HACKER Q&A
📣 mind-blight

Are people choosing yarn over NPM or pnpm? Why or why not?


Yarn was fantastic when it first came out. It really pushed the other node package managers to focus on stability and performance. Recently, I've run into issues with how it manages packages in a monorepo, and it seems to result in larger `node_modules/` than either pnpm or npm.

Are folks still choosing yarn for new projects, and if so what's making you choose it over other options?


  👤 jangoforhire Accepted Answer ✓
My list:

pnpm - my goto now. It's fast, enforces that you have your dependencies set up correctly (no transitives etc.), and still allows settings to simulate older `node_modules` structures that some things (`prisma` / `storybook` etc.) need to work.

yarn v1 - Used to be my default, so I still have some older projects using it, but I'm slowly moving them all to `pnpm`.

yarn berry - only if I have to.
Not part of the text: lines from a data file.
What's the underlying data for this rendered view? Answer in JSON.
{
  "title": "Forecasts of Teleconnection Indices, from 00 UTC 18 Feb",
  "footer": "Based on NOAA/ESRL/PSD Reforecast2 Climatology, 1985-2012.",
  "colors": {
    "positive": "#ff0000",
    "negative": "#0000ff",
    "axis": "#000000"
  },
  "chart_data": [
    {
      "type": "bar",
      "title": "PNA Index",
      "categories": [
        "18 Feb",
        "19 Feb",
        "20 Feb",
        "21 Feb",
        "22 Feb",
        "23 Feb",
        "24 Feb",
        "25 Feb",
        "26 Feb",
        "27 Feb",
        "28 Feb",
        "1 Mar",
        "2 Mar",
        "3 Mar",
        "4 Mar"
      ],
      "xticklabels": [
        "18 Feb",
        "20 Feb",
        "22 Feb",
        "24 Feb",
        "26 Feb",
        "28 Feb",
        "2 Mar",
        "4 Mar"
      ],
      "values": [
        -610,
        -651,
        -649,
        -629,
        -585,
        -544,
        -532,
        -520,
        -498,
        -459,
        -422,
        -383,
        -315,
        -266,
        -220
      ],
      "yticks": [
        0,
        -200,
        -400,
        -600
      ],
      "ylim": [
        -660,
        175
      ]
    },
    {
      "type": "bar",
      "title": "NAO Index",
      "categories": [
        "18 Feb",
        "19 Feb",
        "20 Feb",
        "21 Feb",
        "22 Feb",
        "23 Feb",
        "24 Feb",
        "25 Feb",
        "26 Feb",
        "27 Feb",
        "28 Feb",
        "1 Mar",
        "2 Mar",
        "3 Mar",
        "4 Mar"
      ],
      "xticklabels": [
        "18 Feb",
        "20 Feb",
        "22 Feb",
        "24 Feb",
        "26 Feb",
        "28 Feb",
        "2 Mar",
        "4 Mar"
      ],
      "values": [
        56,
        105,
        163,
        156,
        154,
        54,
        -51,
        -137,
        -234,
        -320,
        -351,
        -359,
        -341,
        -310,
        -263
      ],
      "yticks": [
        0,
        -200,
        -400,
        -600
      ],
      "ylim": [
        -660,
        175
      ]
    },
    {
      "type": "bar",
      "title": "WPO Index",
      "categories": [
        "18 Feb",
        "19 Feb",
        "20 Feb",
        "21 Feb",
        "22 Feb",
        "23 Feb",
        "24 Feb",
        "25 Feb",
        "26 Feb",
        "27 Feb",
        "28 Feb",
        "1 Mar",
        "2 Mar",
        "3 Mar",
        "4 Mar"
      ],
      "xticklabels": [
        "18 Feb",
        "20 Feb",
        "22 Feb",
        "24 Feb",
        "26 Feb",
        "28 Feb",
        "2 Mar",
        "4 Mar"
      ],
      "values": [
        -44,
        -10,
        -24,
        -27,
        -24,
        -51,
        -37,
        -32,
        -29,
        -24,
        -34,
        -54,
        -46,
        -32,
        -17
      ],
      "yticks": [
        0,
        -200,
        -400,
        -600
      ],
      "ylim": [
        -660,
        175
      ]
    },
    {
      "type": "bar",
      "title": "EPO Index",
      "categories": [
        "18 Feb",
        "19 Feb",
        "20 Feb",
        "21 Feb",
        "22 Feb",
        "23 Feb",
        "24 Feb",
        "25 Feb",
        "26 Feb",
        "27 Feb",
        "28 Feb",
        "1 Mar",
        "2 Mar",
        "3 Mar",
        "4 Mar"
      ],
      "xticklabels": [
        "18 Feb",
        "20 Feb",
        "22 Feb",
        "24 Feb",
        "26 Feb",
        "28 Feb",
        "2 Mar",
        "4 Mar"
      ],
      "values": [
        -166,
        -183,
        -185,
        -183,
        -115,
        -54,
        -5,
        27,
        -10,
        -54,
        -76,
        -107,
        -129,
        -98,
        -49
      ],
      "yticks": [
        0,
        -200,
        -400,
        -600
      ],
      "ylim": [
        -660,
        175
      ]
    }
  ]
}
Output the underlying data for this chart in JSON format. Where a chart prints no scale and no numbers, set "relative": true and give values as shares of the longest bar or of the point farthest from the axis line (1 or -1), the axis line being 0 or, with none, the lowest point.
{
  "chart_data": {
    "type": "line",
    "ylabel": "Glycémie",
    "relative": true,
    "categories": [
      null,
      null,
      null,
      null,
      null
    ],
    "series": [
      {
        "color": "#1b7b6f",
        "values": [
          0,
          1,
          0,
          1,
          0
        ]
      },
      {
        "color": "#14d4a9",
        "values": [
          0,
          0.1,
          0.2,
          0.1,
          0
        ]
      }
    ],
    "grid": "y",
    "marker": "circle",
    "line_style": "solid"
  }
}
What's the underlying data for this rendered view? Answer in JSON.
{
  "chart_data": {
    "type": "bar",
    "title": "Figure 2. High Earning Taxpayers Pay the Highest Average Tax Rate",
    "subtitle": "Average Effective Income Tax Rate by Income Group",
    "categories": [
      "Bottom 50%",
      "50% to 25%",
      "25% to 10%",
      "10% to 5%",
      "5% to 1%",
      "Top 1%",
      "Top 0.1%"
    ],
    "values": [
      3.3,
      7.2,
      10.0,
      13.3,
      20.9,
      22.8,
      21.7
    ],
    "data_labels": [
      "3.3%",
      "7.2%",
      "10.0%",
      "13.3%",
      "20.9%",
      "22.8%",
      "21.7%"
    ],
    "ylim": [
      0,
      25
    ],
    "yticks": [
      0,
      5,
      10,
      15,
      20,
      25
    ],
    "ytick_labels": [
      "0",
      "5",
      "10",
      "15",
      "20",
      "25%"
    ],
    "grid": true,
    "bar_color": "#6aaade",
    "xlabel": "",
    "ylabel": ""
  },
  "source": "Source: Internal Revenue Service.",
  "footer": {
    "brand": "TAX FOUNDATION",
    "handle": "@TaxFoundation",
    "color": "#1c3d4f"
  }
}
I'm sure it's great, but the mental model shift was too extreme

npm - never


👤 Leftium
I switched from Yarn (2) to pnpm last year.

Right before I switched, I helped someone with a problem deploying a prisma project to Vercel.

Yarn just worked (or maybe it was vanilla npm?), but pnpm needed a crazy work-around. I think the issue was pnpm was putting files generated by prisma in a weird location that couldn't be accessed after build.

Oh, also with my nodejs setup installing modules globally didn't work. Worked with yarn, but I just install global modules with vanilla npm, now.